Abstract

Current political sociology scholarship suggests that limited state autonomy from societal organisations undermines state enforcement capacity throughout the national territory, and therefore does superficial separation of the state from civil society (or formal from informal institutions) in the conceptualisation of what effective state system ought to be. These conceptions contradict realities in post-colonial Africa where societal organisations have evolved to bear ‘state-like’ qualities in resource governance, especially in remote locations where the state has no promising alternative to accommodating inputs from revered institutions or charismatic actors to complement its functions. Colonial experiences in Africa have produced institutional pluralism and a consequential split loyalty to the state in the post-independence era.
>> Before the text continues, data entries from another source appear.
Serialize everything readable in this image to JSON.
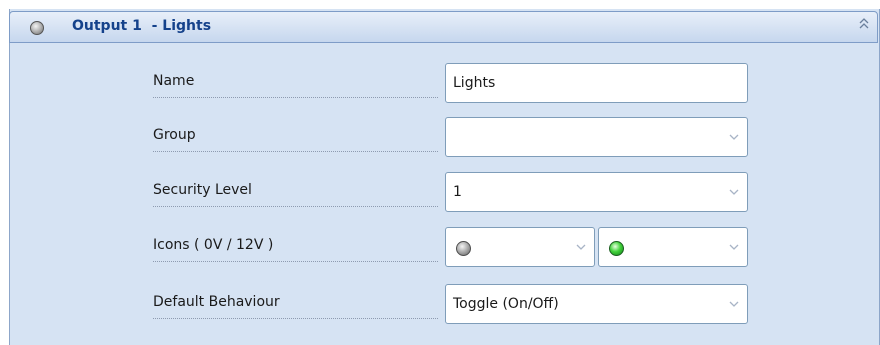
{
  "section": {
    "title": "Output 1  - Lights",
    "icon": "status-dot-grey-icon",
    "collapse_icon": "double-chevron-up-icon"
  },
  "fields": {
    "name": {
      "label": "Name",
      "value": "Lights"
    },
    "group": {
      "label": "Group",
      "value": ""
    },
    "security_level": {
      "label": "Security Level",
      "value": "1"
    },
    "icons": {
      "label": "Icons ( 0V / 12V )",
      "off_icon": "grey-dot-icon",
      "on_icon": "green-dot-icon"
    },
    "default_behaviour": {
      "label": "Default Behaviour",
      "value": "Toggle (On/Off)"
    }
  },
  "colors": {
    "panel_bg": "#d6e3f3",
    "header_text": "#15428b",
    "border": "#7f9db9"
  }
}
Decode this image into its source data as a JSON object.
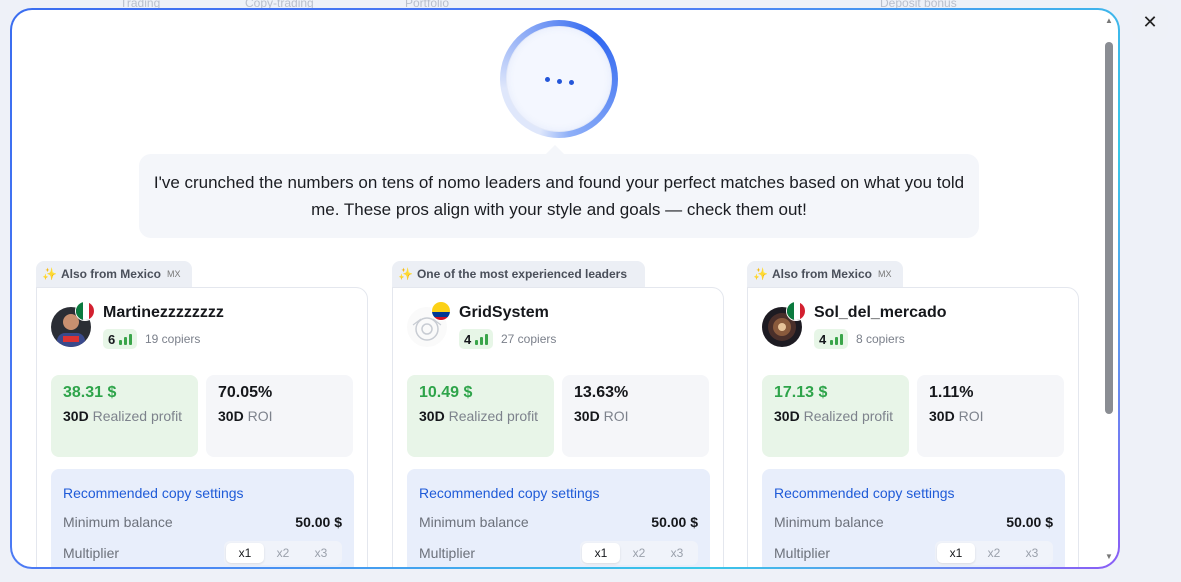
{
  "topbar": {
    "items": [
      "Trading",
      "Copy-trading",
      "Portfolio",
      "Deposit bonus"
    ]
  },
  "assistant": {
    "message": "I've crunched the numbers on tens of nomo leaders and found your perfect matches based on what you told me. These pros align with your style and goals — check them out!"
  },
  "close_label": "✕",
  "cards": [
    {
      "tag": "Also from Mexico",
      "tag_code": "MX",
      "name": "Martinezzzzzzzz",
      "level": "6",
      "copiers": "19 copiers",
      "profit_value": "38.31 $",
      "profit_label_bold": "30D",
      "profit_label_rest": " Realized profit",
      "roi_value": "70.05%",
      "roi_label_bold": "30D",
      "roi_label_rest": " ROI",
      "settings_title": "Recommended copy settings",
      "min_balance_label": "Minimum balance",
      "min_balance_value": "50.00 $",
      "multiplier_label": "Multiplier",
      "multipliers": [
        "x1",
        "x2",
        "x3"
      ],
      "flag": "mexico"
    },
    {
      "tag": "One of the most experienced leaders",
      "tag_code": "",
      "name": "GridSystem",
      "level": "4",
      "copiers": "27 copiers",
      "profit_value": "10.49 $",
      "profit_label_bold": "30D",
      "profit_label_rest": " Realized profit",
      "roi_value": "13.63%",
      "roi_label_bold": "30D",
      "roi_label_rest": " ROI",
      "settings_title": "Recommended copy settings",
      "min_balance_label": "Minimum balance",
      "min_balance_value": "50.00 $",
      "multiplier_label": "Multiplier",
      "multipliers": [
        "x1",
        "x2",
        "x3"
      ],
      "flag": "colombia"
    },
    {
      "tag": "Also from Mexico",
      "tag_code": "MX",
      "name": "Sol_del_mercado",
      "level": "4",
      "copiers": "8 copiers",
      "profit_value": "17.13 $",
      "profit_label_bold": "30D",
      "profit_label_rest": " Realized profit",
      "roi_value": "1.11%",
      "roi_label_bold": "30D",
      "roi_label_rest": " ROI",
      "settings_title": "Recommended copy settings",
      "min_balance_label": "Minimum balance",
      "min_balance_value": "50.00 $",
      "multiplier_label": "Multiplier",
      "multipliers": [
        "x1",
        "x2",
        "x3"
      ],
      "flag": "mexico"
    }
  ],
  "colors": {
    "accent": "#1f5bd8",
    "profit_green": "#2ea44a",
    "badge_green": "#e7f6e7"
  }
}
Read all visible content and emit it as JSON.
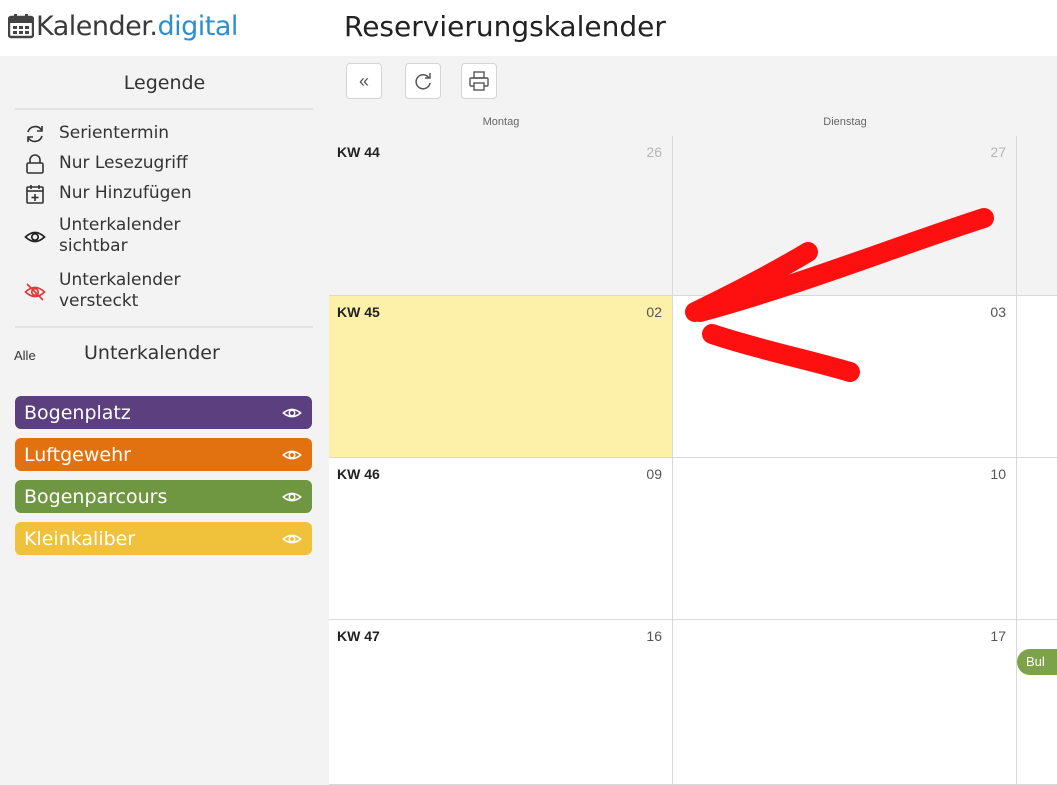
{
  "header": {
    "logo_main": "Kalender.",
    "logo_accent": "digital",
    "title": "Reservierungskalender"
  },
  "sidebar": {
    "legend_title": "Legende",
    "legend": [
      {
        "icon": "refresh-icon",
        "label": "Serientermin"
      },
      {
        "icon": "lock-icon",
        "label": "Nur Lesezugriff"
      },
      {
        "icon": "calendar-plus-icon",
        "label": "Nur Hinzufügen"
      },
      {
        "icon": "eye-icon",
        "label": "Unterkalender sichtbar"
      },
      {
        "icon": "eye-slash-icon",
        "label": "Unterkalender versteckt"
      }
    ],
    "all_label": "Alle",
    "subcalendars_title": "Unterkalender",
    "subcalendars": [
      {
        "label": "Bogenplatz",
        "color": "#5b3f7f"
      },
      {
        "label": "Luftgewehr",
        "color": "#e2720f"
      },
      {
        "label": "Bogenparcours",
        "color": "#6f9741"
      },
      {
        "label": "Kleinkaliber",
        "color": "#f0c13a"
      }
    ]
  },
  "toolbar": {
    "buttons": [
      "double-chevron-left-icon",
      "refresh-icon",
      "print-icon"
    ],
    "back_glyph": "«"
  },
  "calendar": {
    "days": [
      "Montag",
      "Dienstag"
    ],
    "weeks": [
      {
        "kw": "KW 44",
        "dates": [
          "26",
          "27"
        ]
      },
      {
        "kw": "KW 45",
        "dates": [
          "02",
          "03"
        ]
      },
      {
        "kw": "KW 46",
        "dates": [
          "09",
          "10"
        ]
      },
      {
        "kw": "KW 47",
        "dates": [
          "16",
          "17"
        ]
      }
    ],
    "event": "Bul",
    "today_color": "#fdf0a8",
    "past_color": "#f3f3f3",
    "annotation_color": "#ff0000"
  }
}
Apparently, limited state autonomy sometimes refract or obstruct state visions; the resultant co-governance regime does not imply ‘wishy-washy’ state leadership. This is because state formation processes have produced an intermeshed governance of people, places, and resources through a complicated interplay between entities which have become indistinct in terms of functions, and hence cannot be simplistically categorised as either formal or informal, state or non-state. In this sense, the activity of regulating affairs in the post-colonial regime is characterised by relational governance – a form of governance sutured via reciprocal relation(s) between multiple actors across differentspatial scales and milieus. Drawing on an empirical study of biofuel projects in Ghana, we believe a relational governance approach provides an analytic framework to challenge this orthodoxy in governance studies and refresh discussions on the nature of state-society relations required for effective governance of territorial resources in postcolonial regimes characterised by institutional pluralism.